音楽史を見渡すと、偉大な作曲家がきら星のごとく並んでいる。彼等の功績はまことに大きいのだが、作品の普及という意味では楽譜の存在が無視できない。ほとんどが手書きの筆写譜で伝えられるバッハの時代でさえ印刷譜は存在した。

やがて楽譜の印刷を専門にする出版社も現れる。作曲家の伝記にもしばしば具体的な出版社の名前が登場するようになる。作曲家と出版社の関係は持ちつ持たれつなのだとは思うが、どうも折り合いがよろしくない。作曲家は出版社の金の支払いが遅いと憤るか、安いと嘆くかだ。あるいは誤植が多過ぎると愚痴をこぼす。誤植どころか勝手に音符に手を入れる強者もいたらしい。一方の出版社の側では、作曲家が締め切りを守らぬと嘆き、書き方の乱暴さを問題にするだろう。作曲家の自信ほどは楽譜が売れないというケースも多々あったようだ。

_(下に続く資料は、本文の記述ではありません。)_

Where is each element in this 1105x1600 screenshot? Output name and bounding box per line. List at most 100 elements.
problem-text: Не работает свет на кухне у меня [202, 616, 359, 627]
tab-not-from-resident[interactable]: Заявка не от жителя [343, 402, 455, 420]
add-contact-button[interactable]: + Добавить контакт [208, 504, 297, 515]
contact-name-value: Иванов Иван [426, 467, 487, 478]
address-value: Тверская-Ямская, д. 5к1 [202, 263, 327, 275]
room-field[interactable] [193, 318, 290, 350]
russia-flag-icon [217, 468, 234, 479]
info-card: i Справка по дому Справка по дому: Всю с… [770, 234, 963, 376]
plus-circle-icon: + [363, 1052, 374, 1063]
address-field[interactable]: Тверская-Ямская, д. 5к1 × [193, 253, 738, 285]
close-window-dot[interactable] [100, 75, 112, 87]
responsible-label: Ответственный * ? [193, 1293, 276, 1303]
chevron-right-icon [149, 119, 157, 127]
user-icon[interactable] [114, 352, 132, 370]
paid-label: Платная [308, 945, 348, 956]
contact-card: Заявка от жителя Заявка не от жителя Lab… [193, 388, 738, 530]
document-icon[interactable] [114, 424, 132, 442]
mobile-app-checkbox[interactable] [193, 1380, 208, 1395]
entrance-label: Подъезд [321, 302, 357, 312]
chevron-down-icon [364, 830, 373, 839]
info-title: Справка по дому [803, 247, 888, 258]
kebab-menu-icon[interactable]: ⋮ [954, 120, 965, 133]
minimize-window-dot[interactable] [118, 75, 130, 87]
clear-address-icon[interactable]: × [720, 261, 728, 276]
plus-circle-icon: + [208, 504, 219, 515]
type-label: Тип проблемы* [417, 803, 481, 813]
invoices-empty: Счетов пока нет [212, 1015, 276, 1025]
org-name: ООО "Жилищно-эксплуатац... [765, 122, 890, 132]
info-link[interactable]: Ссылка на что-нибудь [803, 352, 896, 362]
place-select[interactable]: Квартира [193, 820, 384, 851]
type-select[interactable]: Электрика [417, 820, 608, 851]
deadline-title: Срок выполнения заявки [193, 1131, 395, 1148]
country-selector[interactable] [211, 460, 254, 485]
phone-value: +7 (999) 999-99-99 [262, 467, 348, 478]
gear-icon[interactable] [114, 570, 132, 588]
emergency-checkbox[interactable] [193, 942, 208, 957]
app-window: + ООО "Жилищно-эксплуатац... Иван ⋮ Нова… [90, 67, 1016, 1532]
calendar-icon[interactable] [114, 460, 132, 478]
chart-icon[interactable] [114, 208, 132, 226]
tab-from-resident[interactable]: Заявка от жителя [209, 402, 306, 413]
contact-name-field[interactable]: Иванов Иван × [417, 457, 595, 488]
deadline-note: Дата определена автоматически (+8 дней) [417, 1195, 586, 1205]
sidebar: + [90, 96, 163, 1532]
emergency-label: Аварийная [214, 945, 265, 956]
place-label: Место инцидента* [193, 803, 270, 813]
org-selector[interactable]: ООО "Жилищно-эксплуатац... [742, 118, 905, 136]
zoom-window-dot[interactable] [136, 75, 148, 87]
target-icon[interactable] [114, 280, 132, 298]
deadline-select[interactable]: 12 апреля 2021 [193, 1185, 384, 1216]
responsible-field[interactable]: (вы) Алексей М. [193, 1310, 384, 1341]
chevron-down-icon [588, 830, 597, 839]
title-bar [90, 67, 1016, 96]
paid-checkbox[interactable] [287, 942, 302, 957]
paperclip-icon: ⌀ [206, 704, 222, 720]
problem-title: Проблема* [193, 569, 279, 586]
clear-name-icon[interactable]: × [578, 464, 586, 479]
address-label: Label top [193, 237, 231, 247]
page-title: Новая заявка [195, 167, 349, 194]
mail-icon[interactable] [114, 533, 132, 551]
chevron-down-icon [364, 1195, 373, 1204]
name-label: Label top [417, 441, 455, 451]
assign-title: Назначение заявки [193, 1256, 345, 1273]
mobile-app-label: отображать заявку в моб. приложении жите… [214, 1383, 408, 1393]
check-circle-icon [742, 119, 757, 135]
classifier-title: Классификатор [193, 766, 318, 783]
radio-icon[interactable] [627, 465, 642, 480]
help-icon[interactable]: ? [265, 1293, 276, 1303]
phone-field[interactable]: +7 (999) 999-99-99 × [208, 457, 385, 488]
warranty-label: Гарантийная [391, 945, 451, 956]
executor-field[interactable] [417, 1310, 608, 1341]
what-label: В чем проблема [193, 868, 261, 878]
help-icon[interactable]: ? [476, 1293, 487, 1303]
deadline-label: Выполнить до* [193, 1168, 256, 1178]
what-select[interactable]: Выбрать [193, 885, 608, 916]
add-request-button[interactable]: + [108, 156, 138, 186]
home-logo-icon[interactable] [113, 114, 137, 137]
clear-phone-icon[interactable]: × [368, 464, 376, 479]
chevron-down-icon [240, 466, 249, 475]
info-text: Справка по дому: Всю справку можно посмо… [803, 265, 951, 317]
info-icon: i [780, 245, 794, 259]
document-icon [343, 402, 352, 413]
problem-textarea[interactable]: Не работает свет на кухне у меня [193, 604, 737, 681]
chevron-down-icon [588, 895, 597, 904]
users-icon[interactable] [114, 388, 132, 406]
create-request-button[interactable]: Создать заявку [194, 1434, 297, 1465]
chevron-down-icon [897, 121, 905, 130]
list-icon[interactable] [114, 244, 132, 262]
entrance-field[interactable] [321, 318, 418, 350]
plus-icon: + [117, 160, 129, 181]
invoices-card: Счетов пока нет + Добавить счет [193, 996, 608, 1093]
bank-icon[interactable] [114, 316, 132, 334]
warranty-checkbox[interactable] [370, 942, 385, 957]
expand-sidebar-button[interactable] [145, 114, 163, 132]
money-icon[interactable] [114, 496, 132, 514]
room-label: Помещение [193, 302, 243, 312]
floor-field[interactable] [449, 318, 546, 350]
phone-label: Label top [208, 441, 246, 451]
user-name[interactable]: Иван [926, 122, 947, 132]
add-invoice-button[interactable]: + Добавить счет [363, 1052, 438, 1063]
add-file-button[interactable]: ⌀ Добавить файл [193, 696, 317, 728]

芸術面では天才の名を欲しいままにする作曲家が交渉事の達人である保証はない。いやむしろその面では不器用であることが普通だ。

ブラームスとて自らは作曲に専念して、作品の出版交渉は誰かに任せた訳ではない。マネージャーがいた訳ではなくそのあたりの出版社との交渉も自分でこなしたのだ。けれどもブラームスは意外とその点でもソツがなかったという。複数の出版社を秤にかけておいしい選択をしていた。漏れ聞くところによればブラームスはほぼ作曲だけで飯が食えて、生前に全作品が出版された最初のケースだという。おまけにバカにならない額の遺産を遺した。つまり出版社から見ても商売になる素材だったということだ。自作に対する自信と世間の評価つまり楽譜の売れ行きにギャップが無かったということだろう。

ドイツ有数の出版社・ジムロック社のフリッツ・ジムロックとの交流は特に名高い。ブラームスのジムロックへの信頼は厚く、財産管理を委任していた。商売上の小さな行き違いはあったと思うが、肝心なところの折り合いはついていた。出版社との折り合いが良かったというのは正確ではあるまい。ジムロックという友人がたまたま出版社を経営していたと解する方が判り易いと感じる。

そうドヴォルザークの交響曲第8番の原稿料に1000マルクを提示した、あのジムロックである。